Слушать его было занимательно, я задавала вопрос за вопросом, и скоро неловкость моя улетучилась. Я чувствовала себя так, словно мы с ним знакомы уже тысячу лет, словно неравенство нашего положения и разница в жизненном опыте не имеют почти никакого значения.

— Не сомневаюсь, до тебя дошли слухи, что я привез с собой из итальянских странствий личного отравителя, — сказал вдруг лорд Роберт, и тут между нами пробежала тень и наш приятный разговор прервался.

— Говорят, эти итальянцы большие доки по части ядов, — небрежно добавил он.

Я принялась разубеждать его, заверять, что никогда не слышала, чтобы он держал при себе отравителя из Италии, но затем замолчала. Мне не хотелось лгать лорду Роберту.

— О вас ходят ужасные слухи, Ваша Светлость, — призналась я, — но, хочу вас уверить, мне они кажутся полной ерундой. И еще я не верю, что вы виновны в гибели вашей жены.

— Благодарю тебя, — просто ответил он.

Мы посмотрели друг на друга, и, клянусь Богом, я почувствовала, что переживаю особый миг своей жизни.
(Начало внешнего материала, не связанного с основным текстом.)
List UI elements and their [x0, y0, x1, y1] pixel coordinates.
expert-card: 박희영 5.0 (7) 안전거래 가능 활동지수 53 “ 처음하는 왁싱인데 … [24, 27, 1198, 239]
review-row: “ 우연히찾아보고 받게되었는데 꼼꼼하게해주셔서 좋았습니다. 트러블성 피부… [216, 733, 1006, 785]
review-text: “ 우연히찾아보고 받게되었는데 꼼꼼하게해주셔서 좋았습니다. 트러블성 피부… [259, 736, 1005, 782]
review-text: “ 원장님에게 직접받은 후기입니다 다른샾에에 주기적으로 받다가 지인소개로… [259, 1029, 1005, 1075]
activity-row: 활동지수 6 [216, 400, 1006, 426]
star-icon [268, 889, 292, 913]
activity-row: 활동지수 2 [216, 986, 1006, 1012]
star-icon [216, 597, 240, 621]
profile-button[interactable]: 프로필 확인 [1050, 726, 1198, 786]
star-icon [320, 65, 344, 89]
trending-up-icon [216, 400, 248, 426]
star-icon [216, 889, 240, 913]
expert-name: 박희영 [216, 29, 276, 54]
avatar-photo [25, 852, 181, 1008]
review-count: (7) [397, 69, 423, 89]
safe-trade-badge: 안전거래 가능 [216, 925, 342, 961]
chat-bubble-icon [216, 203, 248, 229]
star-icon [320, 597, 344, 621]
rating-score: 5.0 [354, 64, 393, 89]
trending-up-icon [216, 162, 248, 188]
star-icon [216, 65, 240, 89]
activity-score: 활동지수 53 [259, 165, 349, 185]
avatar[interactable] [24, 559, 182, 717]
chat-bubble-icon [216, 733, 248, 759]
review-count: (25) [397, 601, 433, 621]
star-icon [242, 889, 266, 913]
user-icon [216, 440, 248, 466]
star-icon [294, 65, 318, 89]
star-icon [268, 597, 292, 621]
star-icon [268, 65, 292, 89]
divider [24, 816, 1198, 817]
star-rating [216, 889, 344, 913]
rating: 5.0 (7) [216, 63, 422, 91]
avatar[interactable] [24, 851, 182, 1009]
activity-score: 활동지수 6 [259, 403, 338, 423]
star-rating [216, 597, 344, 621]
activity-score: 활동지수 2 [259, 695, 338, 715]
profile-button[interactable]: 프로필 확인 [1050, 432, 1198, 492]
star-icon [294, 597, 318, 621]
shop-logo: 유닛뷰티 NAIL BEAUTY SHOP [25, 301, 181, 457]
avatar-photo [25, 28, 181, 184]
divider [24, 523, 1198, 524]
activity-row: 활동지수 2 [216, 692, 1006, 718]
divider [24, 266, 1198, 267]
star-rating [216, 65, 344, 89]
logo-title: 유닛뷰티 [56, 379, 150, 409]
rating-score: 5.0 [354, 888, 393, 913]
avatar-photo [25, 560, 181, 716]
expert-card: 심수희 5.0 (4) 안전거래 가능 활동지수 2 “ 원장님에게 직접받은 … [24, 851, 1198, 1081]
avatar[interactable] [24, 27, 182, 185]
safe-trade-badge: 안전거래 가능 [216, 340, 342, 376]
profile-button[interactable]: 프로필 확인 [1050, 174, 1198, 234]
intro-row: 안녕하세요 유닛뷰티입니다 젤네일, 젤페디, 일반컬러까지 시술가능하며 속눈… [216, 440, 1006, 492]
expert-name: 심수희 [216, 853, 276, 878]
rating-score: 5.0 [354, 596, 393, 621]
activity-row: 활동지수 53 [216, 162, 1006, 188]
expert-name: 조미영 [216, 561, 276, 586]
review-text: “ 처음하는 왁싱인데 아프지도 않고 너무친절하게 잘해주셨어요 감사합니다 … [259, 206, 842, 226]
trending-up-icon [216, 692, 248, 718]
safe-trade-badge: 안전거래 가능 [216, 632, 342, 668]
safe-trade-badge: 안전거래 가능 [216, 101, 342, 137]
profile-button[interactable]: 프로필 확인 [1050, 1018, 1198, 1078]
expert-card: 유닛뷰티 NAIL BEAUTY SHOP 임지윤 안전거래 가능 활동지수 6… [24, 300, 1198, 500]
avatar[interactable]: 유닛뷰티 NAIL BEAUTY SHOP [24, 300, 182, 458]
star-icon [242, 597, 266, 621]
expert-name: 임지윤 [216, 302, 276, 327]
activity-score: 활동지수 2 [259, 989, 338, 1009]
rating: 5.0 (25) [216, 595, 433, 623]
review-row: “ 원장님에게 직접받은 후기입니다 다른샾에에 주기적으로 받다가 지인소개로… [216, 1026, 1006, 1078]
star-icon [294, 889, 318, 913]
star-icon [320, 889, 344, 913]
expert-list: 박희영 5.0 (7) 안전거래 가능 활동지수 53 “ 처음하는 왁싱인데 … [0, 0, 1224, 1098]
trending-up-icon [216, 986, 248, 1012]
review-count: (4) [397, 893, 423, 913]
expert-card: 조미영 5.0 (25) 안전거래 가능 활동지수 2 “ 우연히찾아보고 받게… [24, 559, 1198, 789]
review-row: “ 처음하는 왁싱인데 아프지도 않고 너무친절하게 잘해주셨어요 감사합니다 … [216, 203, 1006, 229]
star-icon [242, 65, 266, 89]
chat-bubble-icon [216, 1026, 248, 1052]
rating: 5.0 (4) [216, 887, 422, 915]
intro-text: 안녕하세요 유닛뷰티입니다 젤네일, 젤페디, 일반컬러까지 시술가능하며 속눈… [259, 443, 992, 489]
Никогда раньше ни один мужчина или юноша так не смотрел на меня, а я — на него. Мы были открыты друг другу и полны взаимного доверия, не испорченного ни плотским вожделением, ни расчетом, — по крайней мере так это было с моей стороны. Мы молчали, но это молчание не было неловким.

Наконец я тихо сказала:

— А теперь мне, с вашего разрешения, нужно забрать гобелены, — и потянулась к ближайшей из корзин.

— Да-да, конечно. Мы все должны плясать под дудочку нашей королевы.

Его сухой и насмешливый тон поразил меня. Но лорд Роберт поразил меня еще больше, когда накрыл мою руку своей большой, теплой ладонью и прошептал:

— Пирто солгала насчет повитухи. Никакого ребенка не было и не могло быть. Мы с женой уже давно не спали друг с другом. Эми казалось, что она бесплодна, а наша близость не приносила ей удовольствия. Она постоянно сердилась на меня, гнала меня прочь, отказывалась делить со мной ложе. Вот это самое ложе с этим самым пологом, который я привез из Италии… — Излив душу, лорд Роберт замолчал, тяжело вздохнул и выпустил мою руку.

Я колебалась, потому что тоже была готова ему кое в чем признаться.

— Лорд Роберт…

— Да?

Я замолчала, не зная, следовать ли своему порыву.

— Что ты хочешь сказать мне, милая девочка?

— Ваша Светлость, хочу передать вам одну вещь, которая, как мне кажется, по праву принадлежит вам. Это письмо, записка… Пирто передала мне ее после слушаний и не велела никому показывать. Понимаете, она хотела до конца быть верной памяти своей госпожи. Но я считаю, что должна отдать эту записку вам.

Я вытащила из складок юбки тот самый сложенный лист бумаги, который Пирто нашла в шкатулке леди Дадли, и вручила его лорду Роберту.

— Я не читала, что там написано, — заверила я его. — Ваша супруга оставила это письмо там, где его должна была найти Пирто, но для передачи вам.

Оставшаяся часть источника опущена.